USAID Plays Catch-Up with Technology to Fight Poverty
The U.S. Global Development Lab is a new entity within USAID, and it is partnering with former U.S. Secretary of State, Hillary Clinton. The Lab places an emphasis on using technology to fight poverty and help the poor. USAID plans to solve the issue of extreme poverty across the globe by 2030, and believes a high-tech approach is the way to make that happen.
The program is taking a more holistic approach in working with cross-sectoral partners for studying issues, engineering solutions and financing projects. This model is not only designed to work with key players in the private sector, but NGOs and universities as well. In total, the program is a partnership between USAID and 31 corporations, foundations and universities.
The Lab says this approach will lead to breakthrough innovations and development solutions in even quicker, cheaper ways. For the first time in human history, technology is advanced enough to address the issue of extreme poverty across the globe and eradicate it in less than two decades. So far, efforts worldwide have achieved Millennium Development Goal #1 by halving the number people living in extreme poverty (less than $1.25 per day,) putting the total at 1.2 billion.
Although the current sum of extremely impoverished people is 700 million down from 1990, which is an average of 29.2 million per year, the pace of progress needs to double in order to lift at least another 1 billion people out of extreme poverty.

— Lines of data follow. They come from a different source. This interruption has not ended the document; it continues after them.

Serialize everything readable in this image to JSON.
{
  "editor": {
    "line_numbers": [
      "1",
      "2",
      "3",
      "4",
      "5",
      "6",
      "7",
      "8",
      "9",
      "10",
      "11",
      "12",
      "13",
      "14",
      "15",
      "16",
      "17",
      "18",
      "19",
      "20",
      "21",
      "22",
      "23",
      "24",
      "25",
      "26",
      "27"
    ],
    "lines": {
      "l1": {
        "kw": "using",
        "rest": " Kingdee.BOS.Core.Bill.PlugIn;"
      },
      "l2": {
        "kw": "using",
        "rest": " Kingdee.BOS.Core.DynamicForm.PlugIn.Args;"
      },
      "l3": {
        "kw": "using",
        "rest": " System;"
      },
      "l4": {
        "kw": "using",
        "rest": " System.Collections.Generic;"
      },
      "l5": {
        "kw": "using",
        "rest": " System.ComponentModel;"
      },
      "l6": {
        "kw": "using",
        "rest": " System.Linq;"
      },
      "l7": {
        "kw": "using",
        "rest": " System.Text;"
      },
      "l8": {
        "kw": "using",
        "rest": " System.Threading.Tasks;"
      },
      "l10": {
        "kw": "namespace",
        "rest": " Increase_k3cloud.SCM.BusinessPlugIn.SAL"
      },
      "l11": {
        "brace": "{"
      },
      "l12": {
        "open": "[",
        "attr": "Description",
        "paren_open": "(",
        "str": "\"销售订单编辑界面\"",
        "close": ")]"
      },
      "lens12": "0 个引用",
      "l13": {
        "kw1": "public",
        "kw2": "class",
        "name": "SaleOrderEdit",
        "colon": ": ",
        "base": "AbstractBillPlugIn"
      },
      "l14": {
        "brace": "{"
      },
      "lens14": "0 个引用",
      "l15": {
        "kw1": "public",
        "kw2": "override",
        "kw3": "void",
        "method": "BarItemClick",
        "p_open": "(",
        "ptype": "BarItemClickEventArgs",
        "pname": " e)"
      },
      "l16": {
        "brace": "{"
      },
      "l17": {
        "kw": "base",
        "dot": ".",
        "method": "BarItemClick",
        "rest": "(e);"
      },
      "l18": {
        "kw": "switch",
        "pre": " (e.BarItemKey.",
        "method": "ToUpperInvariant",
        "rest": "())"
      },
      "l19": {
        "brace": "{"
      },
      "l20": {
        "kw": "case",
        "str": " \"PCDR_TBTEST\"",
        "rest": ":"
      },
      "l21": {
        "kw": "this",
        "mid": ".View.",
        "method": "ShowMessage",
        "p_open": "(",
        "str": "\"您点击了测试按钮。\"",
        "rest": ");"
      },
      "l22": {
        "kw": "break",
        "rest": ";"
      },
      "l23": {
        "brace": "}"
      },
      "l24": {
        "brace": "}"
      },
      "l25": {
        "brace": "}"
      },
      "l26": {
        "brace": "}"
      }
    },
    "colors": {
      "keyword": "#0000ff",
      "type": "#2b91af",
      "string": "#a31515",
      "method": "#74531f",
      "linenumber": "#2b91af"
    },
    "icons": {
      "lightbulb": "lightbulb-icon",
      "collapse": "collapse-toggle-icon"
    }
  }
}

USAID administrator Dr. Rajiv Shah and former undersecretary for the U.S. Department of Agriculture sees the brilliance in marrying agricultural development and high tech efforts to help poor communities across the globe. This approach is currently sweeping Africa as new tech-centric aid innovations increasingly pop up in the area with the help of mobile phones.
“I said, look, if we could get and invent new seeds, new mobile technology and open new data centers to help farmers connect their crop prices and understand weather variability, we can do something transformational against hunger,” says Shah. “And not just reach a small percentage of the people that are hungry with food.”
While Shah was working to improve agricultural efforts using science and technology to fight poverty, Secretary Clinton was working up a global fund initiative. Shah proposed they partner in their efforts, setting a strong base for collaborative efforts.
USAID spent $127 million on scientific developments in 2008 and almost $800 million in 2013. Now, with the U.S. Global Development lab, they expect as much as $30 billion in individual investment in technology to help the poor over the course of the project with the help of their partners.